As technological advances have introduced efficiencies and opportunities for measuring and monitoring biodiversity, understanding and comparing the trade‐offs and biases between conventional, active sampling approaches is critical to ensure the quality of conclusions made from these analyses (Barnhart, 2014; Clare et al., 2017; Ford et al., 2016). As eDNA, acoustic monitoring, camera trapping, and other passive methods are deployed, researchers must be confident in the data to inform management decisions. Here we compared passive and active sampling for bats. Across all species, the maximum overlap of 45% difference in HSMs between passive and active indicates that sampling bias between data types influences HSMs, with important implications for informing management decisions (Table 2). The active model had the highest maxSSS for two of the three species, highest AUCTest value, and the smallest amount of suitable habitat for all species (Table 1). This indicates that active data may create more robust HSM for chiropteran species on a landscape scale, even for species that are more difficult to capture, contradicting previous studies (Barnhart & Gillam, 2014; Ford et al., 2016). However, using an active model for conservation decisions may overemphasize forested habitat and underemphasize open foraging and flying habitat.
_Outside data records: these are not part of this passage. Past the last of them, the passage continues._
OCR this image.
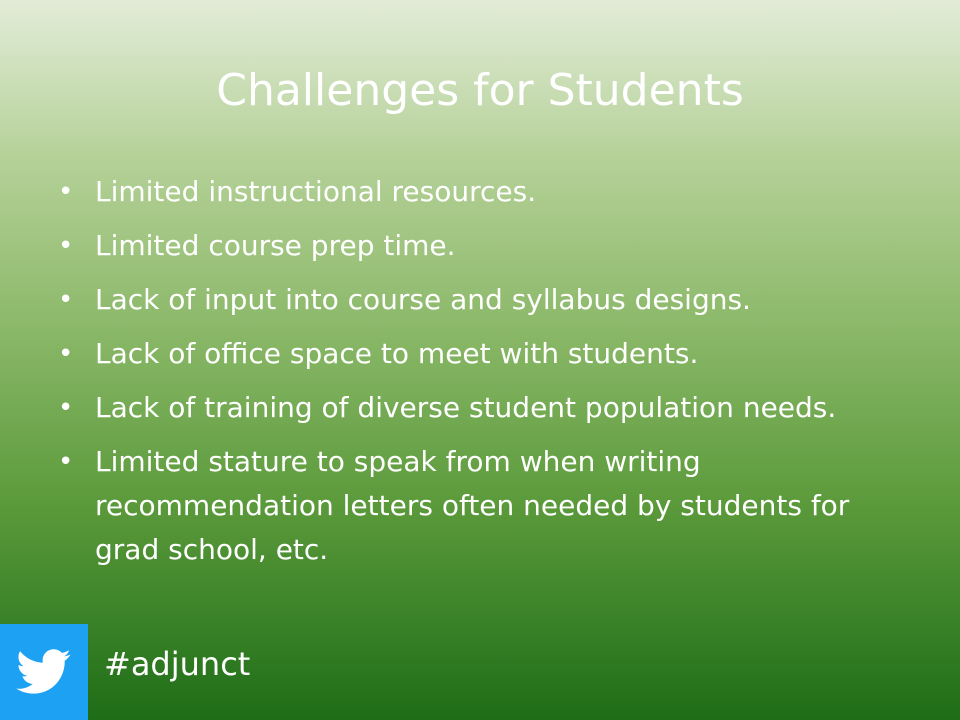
Challenges for Students
• Limited instructional resources.
• Limited course prep time.
• Lack of input into course and syllabus designs.
• Lack of office space to meet with students.
• Lack of training of diverse student population needs.
• Limited stature to speak from when writing recommendation letters often needed by students for grad school, etc.
#adjunct
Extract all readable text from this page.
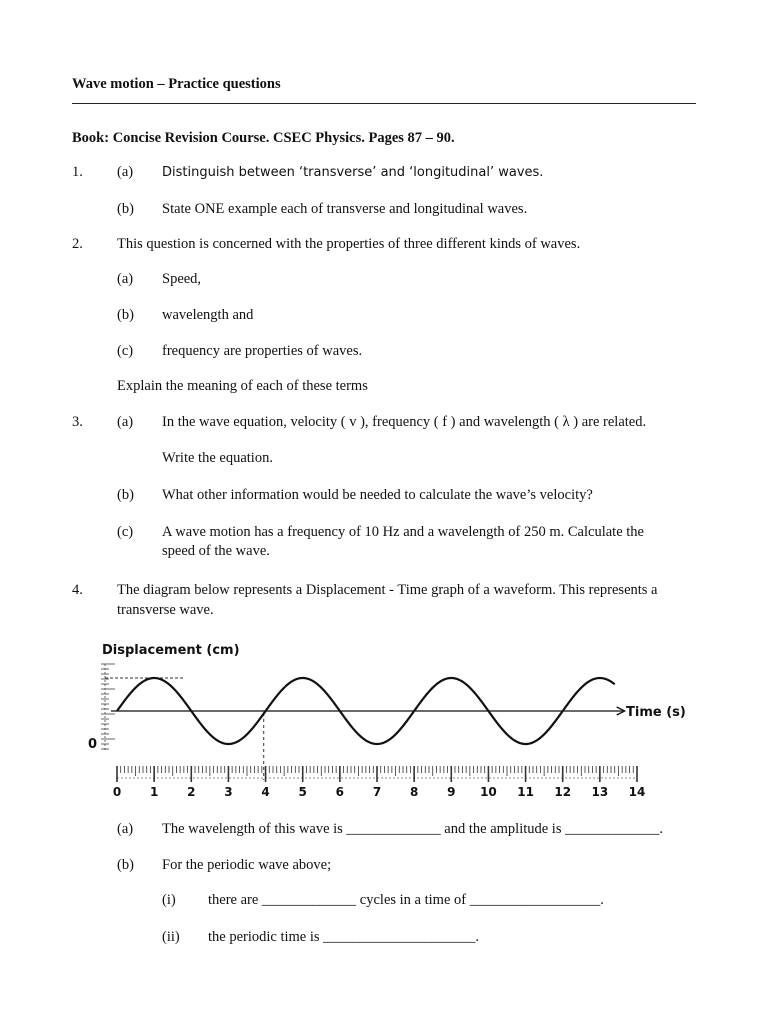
Wave motion – Practice questions
Book: Concise Revision Course. CSEC Physics. Pages 87 – 90.
1. (a) Distinguish between ‘transverse’ and ‘longitudinal’ waves.
(b) State ONE example each of transverse and longitudinal waves.
2. This question is concerned with the properties of three different kinds of waves.
(a) Speed,
(b) wavelength and
(c) frequency are properties of waves.
Explain the meaning of each of these terms
3. (a) In the wave equation, velocity ( v ), frequency ( f ) and wavelength ( λ ) are related.
Write the equation.
(b) What other information would be needed to calculate the wave’s velocity?
(c) A wave motion has a frequency of 10 Hz and a wavelength of 250 m. Calculate the
speed of the wave.
4. The diagram below represents a Displacement - Time graph of a waveform. This represents a
transverse wave.
Displacement (cm)
Time (s)
0
0 1 2 3 4 5 6 7 8 9 10 11 12 13 14
(a) The wavelength of this wave is _____________ and the amplitude is _____________.
(b) For the periodic wave above;
(i) there are _____________ cycles in a time of __________________.
(ii) the periodic time is _____________________.
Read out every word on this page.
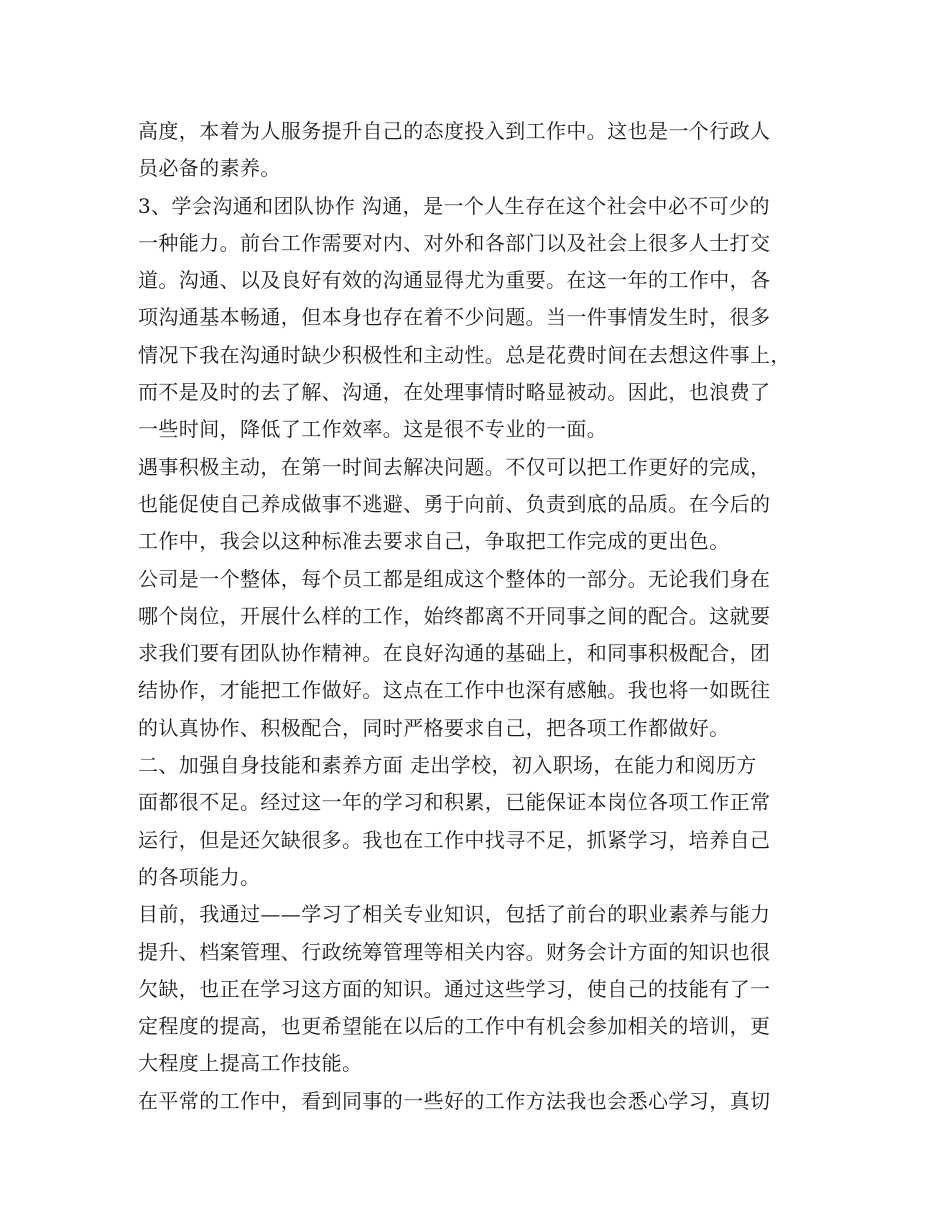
高度，本着为人服务提升自己的态度投入到工作中。这也是一个行政人
员必备的素养。
3、学会沟通和团队协作 沟通，是一个人生存在这个社会中必不可少的
一种能力。前台工作需要对内、对外和各部门以及社会上很多人士打交
道。沟通、以及良好有效的沟通显得尤为重要。在这一年的工作中，各
项沟通基本畅通，但本身也存在着不少问题。当一件事情发生时，很多
情况下我在沟通时缺少积极性和主动性。总是花费时间在去想这件事上，
而不是及时的去了解、沟通，在处理事情时略显被动。因此，也浪费了
一些时间，降低了工作效率。这是很不专业的一面。
遇事积极主动，在第一时间去解决问题。不仅可以把工作更好的完成，
也能促使自己养成做事不逃避、勇于向前、负责到底的品质。在今后的
工作中，我会以这种标准去要求自己，争取把工作完成的更出色。
公司是一个整体，每个员工都是组成这个整体的一部分。无论我们身在
哪个岗位，开展什么样的工作，始终都离不开同事之间的配合。这就要
求我们要有团队协作精神。在良好沟通的基础上，和同事积极配合，团
结协作，才能把工作做好。这点在工作中也深有感触。我也将一如既往
的认真协作、积极配合，同时严格要求自己，把各项工作都做好。
二、加强自身技能和素养方面 走出学校，初入职场，在能力和阅历方
面都很不足。经过这一年的学习和积累，已能保证本岗位各项工作正常
运行，但是还欠缺很多。我也在工作中找寻不足，抓紧学习，培养自己
的各项能力。
目前，我通过——学习了相关专业知识，包括了前台的职业素养与能力
提升、档案管理、行政统筹管理等相关内容。财务会计方面的知识也很
欠缺，也正在学习这方面的知识。通过这些学习，使自己的技能有了一
定程度的提高，也更希望能在以后的工作中有机会参加相关的培训，更
大程度上提高工作技能。
在平常的工作中，看到同事的一些好的工作方法我也会悉心学习，真切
Overall, this underscores that considerations should be made regarding the influence of data types on HSMs in three key ways: sampling bias, biological bias during detection, and the species bias from their life history and ecology.

4.1. Sampling bias

Sampling bias for each data type is visible in the models, as the efficacy of different detection types varies between locations (Gu & Swihart, 2004; Zwart et al., 2014). For effective mist‐netting of chiropteran and avian species, nets need to be placed in flyways and corridors that funnel animals into the net (Geluso & Geluso, 2012; MacCarthy et al., 2006; O'Farrell & Gannon, 1999). Forests and riparian zones provide these “funnels” and are frequent netting sites (Coleman et al., 2014; Geluso & Geluso, 2012). As such, mist‐net derived occurrences are distributed primarily in riparian and forested zones and lacking in residential and open fields (e.g. prairie, row crop agriculture, etc.). This creates sampling bias with higher numbers of active occurrences within forested and riparian zones, which is reflected in our active models and illustrated by the majority of suitable habitat falling along Illinois' big rivers. This may be the reason for active data having the lowest percentage of the state as suitable for all focal species, as only 12% of Illinois is forested and may diminish with increasing cell size and land‐cover type homogenizes (Luman et al., 2004).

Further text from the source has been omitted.